D’altro canto, in tema di tentato omicidio, la scarsa entità (o anche l’inesistenza) delle lesioni provocate alla persona offesa non sono circostanze idonee ad escludere di per sé l’intenzione omicida, in quanto possono essere rapportabili anche a fattori indipendenti dalla volontà dell’agente, come un
imprevisto movimento della vittima, un errato calcolo della distanza o una mira non precisa (Sez. 1, n. 52043 del 10/06/2014, Vaghi, Rv. 261702 -01; conf.: N. 450 del 1968). L’ordinanza impugnata ha, quindi, correttamente escluso che il ‘rinculo’ , in quanto fattore indipendente dalla volontà dell’agente, elid a la direzione univoca degli atti, emergente anche dalla confessione e richiamata dall’ordinanza impugnata.

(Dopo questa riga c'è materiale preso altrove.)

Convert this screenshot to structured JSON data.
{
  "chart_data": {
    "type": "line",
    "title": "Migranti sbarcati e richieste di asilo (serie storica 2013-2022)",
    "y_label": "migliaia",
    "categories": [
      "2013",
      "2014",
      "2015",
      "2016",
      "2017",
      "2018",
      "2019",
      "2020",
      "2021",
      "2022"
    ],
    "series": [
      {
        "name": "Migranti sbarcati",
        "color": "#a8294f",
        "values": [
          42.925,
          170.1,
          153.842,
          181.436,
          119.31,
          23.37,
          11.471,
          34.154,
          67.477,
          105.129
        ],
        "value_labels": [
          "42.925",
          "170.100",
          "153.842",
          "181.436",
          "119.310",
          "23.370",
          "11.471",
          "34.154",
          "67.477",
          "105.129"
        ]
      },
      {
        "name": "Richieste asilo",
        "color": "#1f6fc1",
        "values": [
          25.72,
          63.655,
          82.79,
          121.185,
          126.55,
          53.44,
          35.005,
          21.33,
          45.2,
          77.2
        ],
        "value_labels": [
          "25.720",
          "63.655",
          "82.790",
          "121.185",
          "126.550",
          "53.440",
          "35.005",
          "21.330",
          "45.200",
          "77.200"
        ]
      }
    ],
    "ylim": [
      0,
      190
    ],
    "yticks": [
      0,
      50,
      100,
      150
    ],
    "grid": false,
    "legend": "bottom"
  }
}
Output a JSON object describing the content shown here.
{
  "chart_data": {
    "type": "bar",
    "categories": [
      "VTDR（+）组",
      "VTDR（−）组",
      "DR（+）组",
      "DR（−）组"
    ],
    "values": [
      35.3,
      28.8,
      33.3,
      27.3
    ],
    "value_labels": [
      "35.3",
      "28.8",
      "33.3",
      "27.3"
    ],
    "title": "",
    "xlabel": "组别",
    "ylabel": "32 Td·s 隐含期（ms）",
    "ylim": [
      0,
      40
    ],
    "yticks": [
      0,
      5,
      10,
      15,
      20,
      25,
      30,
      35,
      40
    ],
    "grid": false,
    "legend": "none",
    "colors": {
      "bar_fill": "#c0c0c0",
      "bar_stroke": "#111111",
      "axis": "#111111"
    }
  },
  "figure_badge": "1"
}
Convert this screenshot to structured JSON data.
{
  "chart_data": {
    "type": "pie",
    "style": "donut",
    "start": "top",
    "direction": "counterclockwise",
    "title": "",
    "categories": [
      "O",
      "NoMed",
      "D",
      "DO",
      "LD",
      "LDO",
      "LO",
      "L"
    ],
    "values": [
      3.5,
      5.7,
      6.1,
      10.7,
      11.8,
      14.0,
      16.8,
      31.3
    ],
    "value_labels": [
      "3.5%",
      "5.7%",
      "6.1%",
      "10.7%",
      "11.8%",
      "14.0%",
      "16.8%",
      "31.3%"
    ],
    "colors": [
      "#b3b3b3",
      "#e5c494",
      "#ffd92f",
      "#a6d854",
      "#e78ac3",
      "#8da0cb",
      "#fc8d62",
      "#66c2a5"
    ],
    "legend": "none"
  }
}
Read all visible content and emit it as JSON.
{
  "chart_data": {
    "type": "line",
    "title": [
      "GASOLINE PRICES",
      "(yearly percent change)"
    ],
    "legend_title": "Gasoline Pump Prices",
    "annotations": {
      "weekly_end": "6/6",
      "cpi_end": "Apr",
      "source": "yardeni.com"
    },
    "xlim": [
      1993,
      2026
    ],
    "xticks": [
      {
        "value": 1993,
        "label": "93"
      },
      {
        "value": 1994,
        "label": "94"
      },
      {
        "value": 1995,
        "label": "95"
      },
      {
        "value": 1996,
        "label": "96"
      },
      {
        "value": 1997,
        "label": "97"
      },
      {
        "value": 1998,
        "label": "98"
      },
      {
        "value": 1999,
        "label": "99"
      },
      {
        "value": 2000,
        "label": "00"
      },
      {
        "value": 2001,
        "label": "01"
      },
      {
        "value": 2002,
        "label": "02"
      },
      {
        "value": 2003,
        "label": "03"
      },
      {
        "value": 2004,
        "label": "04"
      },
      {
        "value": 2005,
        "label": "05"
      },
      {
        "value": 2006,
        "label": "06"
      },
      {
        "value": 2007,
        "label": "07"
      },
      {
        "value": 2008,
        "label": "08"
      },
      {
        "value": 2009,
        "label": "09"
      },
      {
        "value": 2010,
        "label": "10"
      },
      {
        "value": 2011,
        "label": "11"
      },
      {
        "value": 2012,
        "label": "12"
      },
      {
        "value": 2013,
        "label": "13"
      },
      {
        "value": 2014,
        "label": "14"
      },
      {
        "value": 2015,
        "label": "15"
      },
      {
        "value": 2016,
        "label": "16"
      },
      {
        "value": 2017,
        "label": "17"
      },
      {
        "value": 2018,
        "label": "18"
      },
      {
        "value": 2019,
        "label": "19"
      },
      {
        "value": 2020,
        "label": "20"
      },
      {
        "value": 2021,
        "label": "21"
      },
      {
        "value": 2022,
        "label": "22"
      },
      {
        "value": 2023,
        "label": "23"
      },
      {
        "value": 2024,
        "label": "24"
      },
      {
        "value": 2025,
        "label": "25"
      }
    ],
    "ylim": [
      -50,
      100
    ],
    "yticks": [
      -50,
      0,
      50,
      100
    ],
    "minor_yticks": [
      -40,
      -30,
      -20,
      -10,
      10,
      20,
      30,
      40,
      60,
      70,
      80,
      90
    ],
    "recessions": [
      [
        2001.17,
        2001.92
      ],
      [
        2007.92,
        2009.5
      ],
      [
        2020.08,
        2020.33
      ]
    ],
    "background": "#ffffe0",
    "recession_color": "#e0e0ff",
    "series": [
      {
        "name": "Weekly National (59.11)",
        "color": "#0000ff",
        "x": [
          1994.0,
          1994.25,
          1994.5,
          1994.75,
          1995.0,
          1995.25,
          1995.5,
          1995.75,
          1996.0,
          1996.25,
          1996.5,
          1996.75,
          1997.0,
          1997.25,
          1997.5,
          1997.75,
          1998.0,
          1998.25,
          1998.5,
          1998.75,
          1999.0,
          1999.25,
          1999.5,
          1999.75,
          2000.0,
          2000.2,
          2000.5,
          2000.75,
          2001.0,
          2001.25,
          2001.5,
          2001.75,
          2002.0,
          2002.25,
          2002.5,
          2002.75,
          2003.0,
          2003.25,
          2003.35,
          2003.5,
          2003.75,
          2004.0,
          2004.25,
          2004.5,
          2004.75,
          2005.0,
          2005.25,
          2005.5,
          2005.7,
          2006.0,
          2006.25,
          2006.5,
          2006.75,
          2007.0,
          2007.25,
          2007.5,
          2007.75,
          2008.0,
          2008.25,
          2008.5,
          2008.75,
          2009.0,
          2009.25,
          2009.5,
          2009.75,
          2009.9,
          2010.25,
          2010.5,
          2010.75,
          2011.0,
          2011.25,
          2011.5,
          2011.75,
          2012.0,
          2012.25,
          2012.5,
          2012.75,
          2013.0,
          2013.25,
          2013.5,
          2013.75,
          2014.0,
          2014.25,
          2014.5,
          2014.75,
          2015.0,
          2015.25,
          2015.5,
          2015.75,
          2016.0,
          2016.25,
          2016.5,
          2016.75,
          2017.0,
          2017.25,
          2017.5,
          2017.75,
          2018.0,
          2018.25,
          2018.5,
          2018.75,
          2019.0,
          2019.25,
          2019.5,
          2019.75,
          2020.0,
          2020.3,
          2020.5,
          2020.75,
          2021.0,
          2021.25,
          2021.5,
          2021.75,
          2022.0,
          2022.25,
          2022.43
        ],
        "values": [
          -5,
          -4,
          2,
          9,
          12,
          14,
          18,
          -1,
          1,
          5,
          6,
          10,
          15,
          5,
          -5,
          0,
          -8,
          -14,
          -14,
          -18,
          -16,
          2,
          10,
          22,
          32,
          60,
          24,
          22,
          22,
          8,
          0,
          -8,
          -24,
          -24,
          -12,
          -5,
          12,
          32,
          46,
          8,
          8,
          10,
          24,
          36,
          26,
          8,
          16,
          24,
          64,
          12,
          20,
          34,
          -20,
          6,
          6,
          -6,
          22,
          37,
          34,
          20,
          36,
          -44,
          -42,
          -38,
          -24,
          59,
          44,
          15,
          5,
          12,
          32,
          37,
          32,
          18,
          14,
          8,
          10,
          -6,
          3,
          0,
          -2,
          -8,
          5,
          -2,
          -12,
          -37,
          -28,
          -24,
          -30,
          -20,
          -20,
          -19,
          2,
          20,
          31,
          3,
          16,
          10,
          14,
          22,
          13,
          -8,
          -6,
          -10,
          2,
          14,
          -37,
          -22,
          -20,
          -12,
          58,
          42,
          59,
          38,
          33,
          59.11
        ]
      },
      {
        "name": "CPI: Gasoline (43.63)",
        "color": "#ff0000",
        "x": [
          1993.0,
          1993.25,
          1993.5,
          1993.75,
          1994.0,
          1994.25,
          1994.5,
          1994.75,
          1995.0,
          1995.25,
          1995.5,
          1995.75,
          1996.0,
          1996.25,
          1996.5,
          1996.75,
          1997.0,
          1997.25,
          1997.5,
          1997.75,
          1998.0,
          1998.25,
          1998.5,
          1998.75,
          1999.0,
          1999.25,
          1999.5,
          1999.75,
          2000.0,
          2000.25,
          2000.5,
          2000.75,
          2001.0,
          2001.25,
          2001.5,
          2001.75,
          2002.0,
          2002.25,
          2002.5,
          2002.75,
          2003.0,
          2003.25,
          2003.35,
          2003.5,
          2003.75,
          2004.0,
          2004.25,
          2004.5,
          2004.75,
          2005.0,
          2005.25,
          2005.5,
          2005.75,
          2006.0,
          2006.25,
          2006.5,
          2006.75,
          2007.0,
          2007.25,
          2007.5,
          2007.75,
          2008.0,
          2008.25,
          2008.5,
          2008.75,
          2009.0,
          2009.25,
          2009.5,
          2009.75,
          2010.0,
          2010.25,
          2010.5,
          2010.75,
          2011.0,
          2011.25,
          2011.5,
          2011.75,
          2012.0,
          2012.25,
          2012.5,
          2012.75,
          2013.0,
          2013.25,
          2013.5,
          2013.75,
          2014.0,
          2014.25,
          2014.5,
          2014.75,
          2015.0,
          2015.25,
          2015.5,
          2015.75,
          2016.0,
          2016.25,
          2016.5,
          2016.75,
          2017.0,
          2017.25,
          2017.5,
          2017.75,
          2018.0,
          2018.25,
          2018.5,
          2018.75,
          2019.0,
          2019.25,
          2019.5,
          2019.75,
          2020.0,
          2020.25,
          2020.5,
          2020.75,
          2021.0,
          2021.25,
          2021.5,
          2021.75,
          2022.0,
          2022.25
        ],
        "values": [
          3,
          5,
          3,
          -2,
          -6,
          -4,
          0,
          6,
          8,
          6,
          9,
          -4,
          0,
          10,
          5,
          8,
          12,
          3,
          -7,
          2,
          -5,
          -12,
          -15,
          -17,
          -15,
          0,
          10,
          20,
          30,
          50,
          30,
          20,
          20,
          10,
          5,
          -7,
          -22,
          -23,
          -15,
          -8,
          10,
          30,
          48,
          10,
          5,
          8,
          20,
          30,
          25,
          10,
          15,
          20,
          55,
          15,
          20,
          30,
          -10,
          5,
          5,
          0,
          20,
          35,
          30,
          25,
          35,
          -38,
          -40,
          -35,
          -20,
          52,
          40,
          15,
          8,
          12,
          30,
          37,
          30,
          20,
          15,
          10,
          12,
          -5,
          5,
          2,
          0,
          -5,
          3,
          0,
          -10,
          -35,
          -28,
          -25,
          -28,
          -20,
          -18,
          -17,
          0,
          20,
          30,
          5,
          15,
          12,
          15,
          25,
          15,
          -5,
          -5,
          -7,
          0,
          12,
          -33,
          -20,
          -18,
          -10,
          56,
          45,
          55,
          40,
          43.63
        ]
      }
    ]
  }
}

L ‘ordinanza impugnata non è , quindi, affetta da vizio di manifesta illogicità o contraddittorietà, risultando per altro le versioni ‘parlate’ della vicenda, riferit e dai due protagonisti, in parte reciprocamente riscontrate.
Ne consegue il rigetto del ricorso, con la condanna del ricorrente al pagamento delle spese processuali.
P.Q.M.
Rigetta il ricorso e condanna il ricorrente al pagamento delle spese processuali. Manda alla cancelleria per gli adempimenti di cui all’art. 94, comma 1ter , disp. att. cod. proc. pen.